The books were turned into a long-running United Kingdom television series, with the fictional detective famously played by the late actor John Thaw, that proved to be one of the most popular TV detective series ever made.
Adapted for public television and shown in 33 episodes in 200 countries between 1987 and 2000, the mysteries of murder most foul - in the academic serenity of Oxford - were no match for the brains and wit of Inspector Morse, who eventually solved the fatal and fiendishly complicated riddles, sometimes long after the fact. "The casebook of Morse and Lewis changed the landscape of detective drama".
Lynda La Plante said of the late author: "Colin Dexter, a masterful writer and storyteller who entertained millions of readers".More news: Starbucks in hiring spree fueled by continuing store expansion
Yesterday tributes poured in to the writer, who began penning the first Morse book - Last Bus to Woodstock - during a rainy holiday in Wales in 1972.

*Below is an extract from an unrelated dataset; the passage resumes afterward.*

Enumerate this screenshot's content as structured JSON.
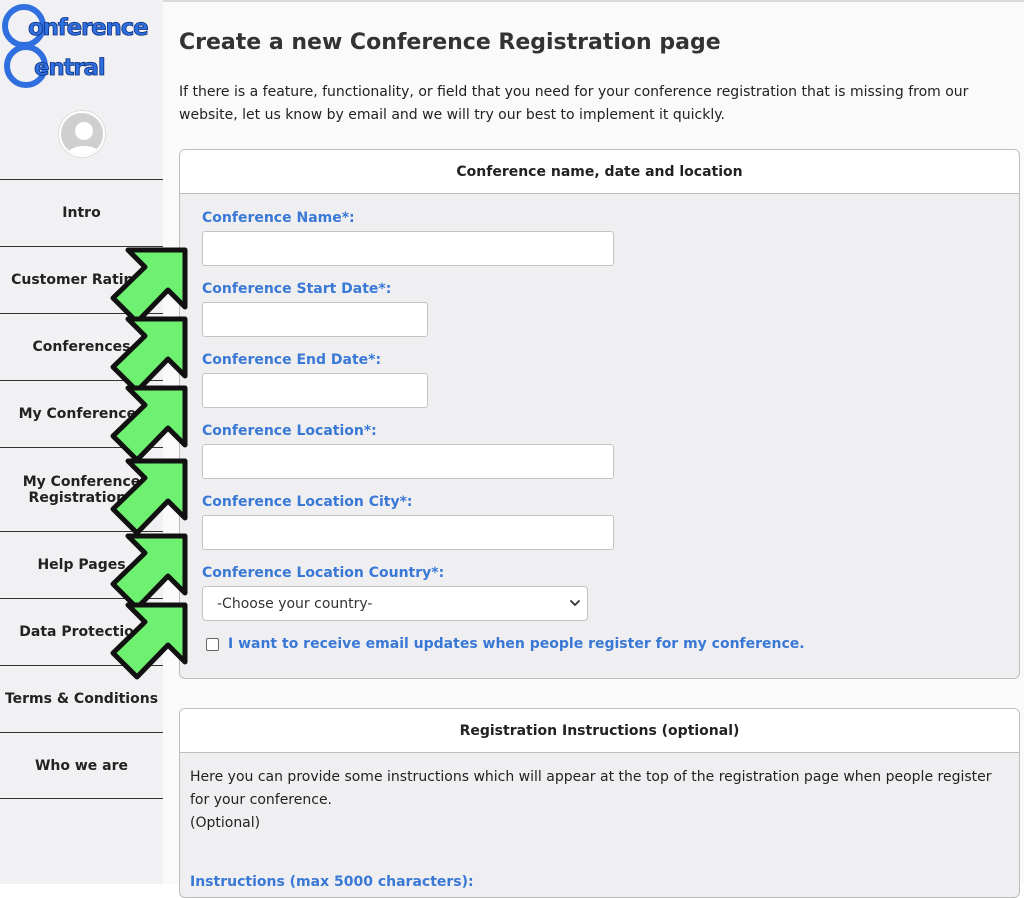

Along the way, Dexter won many crime fiction awards, and received an OBE in 2000 for his services to literature.
"He was one of those television characters who the nation took to their hearts".
He made unaccredited appearances in nearly all the episodes.
He said: "Unless you are a genius, which I am not, I think most writers tend to be slightly semi-autobiographical in their characterisation".
"He might say, 'I wish you'd made me a slightly less miserable blighter and slightly more generous, and you could have painted me in a little bit of a better light"'.
"This is a very sad day for us all".